The suggestions for change mainly concern finished medicinal products
(the topics are marketing authorisation, clinical trials,
pharmacovigilance). However, some of the amendments are also relevant to
API manufacturers and can be summarised like this:
- Manufacturers of medicinal products may only use APIs that have been
manufactured according to the GMP principles
- The competent supervisory authority can conduct inspections at the
premises of API manufacturers if there is reason to doubt their GMP
compliance
- The European Pharmacopoeia Commission may ask the EU Commission or
the European authority EMEA to request an inspection if the starting
material is the subject of an API monograph
- In case an inspection at the premises of an API manufacturer leads
to the detection of non-compliance, the information is recorded in a Community
database
Even though this Directive requires API manufacturers to comply with
the GMP principles, the supervisory authorities do not have to conduct
inspections, as in the case of medicinal products. (The English original
says: "The
competent authority may carry out inspections..." and not "...must...")

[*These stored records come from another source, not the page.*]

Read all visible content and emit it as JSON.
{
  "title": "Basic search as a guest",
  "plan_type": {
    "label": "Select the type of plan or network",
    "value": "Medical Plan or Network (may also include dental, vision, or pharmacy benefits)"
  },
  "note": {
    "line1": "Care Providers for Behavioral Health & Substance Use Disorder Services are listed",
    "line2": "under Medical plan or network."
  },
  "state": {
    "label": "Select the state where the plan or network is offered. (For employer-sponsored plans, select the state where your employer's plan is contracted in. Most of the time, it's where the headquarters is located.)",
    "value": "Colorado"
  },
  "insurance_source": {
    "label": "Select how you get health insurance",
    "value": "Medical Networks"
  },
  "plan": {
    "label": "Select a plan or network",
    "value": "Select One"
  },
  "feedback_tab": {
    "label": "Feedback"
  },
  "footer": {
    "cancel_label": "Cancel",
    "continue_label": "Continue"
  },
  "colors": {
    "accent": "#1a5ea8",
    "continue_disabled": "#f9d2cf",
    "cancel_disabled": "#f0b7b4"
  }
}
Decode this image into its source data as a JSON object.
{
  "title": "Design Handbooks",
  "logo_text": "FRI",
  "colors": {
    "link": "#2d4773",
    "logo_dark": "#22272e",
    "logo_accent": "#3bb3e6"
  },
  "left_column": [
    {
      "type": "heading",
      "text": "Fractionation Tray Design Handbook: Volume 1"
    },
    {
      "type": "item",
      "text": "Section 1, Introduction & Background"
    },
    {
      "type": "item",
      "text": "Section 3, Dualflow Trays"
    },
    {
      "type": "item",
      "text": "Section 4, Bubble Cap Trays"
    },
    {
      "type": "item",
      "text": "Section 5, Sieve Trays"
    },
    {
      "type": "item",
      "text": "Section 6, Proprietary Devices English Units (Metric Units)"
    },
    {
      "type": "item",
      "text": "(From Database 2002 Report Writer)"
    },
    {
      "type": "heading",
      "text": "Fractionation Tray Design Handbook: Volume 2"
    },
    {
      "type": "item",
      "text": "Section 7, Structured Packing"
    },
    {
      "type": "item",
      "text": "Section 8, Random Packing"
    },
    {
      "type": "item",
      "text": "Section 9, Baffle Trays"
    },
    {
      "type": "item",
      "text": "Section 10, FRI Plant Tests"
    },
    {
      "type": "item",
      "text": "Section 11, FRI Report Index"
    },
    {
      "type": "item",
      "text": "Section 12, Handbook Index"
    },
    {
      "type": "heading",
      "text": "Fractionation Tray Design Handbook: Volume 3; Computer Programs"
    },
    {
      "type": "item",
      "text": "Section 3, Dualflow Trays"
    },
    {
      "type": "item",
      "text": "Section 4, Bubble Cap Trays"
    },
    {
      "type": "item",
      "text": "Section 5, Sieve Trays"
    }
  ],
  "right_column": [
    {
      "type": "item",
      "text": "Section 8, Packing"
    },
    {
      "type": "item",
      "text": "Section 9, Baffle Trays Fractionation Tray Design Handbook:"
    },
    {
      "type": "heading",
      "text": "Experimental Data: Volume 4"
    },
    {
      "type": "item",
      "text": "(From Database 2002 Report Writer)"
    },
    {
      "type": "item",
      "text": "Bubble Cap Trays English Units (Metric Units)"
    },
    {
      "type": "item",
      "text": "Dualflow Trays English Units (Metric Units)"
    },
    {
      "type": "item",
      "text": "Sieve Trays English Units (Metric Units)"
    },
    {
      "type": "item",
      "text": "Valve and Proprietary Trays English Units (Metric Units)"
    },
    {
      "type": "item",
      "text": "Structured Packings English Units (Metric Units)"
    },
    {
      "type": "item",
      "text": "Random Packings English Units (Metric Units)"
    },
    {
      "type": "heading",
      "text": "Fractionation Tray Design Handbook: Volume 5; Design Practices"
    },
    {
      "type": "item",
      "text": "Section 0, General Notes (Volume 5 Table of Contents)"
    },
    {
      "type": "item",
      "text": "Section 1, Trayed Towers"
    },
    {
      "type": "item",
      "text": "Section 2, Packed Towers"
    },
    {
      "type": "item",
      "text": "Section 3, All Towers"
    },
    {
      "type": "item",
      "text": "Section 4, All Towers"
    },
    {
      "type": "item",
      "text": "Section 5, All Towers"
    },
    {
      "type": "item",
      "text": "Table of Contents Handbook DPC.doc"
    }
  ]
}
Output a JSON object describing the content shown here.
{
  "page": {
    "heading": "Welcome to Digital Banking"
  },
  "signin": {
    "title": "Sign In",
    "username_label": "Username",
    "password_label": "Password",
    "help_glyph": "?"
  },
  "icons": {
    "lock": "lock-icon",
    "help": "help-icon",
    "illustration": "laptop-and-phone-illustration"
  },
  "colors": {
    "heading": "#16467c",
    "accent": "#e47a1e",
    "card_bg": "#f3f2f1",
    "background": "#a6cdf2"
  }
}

So there is no legal basis for a national operation ordinance for API
manufacturers either.
On the other hand, there is increasing pressure on the API
manufacturers to follow the GMP principles because the pharmaceutical
companies will have to enforce this requirement against their API
suppliers.
Pharmaceutical API companies will thus be forced to comply with the
principles of Annex 18 to the EU GMP Guide (ICH Q7A "Good
Manufacturing Practice Guide for Active Pharmaceutical Ingredients")
in the manufacture of their APIs if they want to stay in business.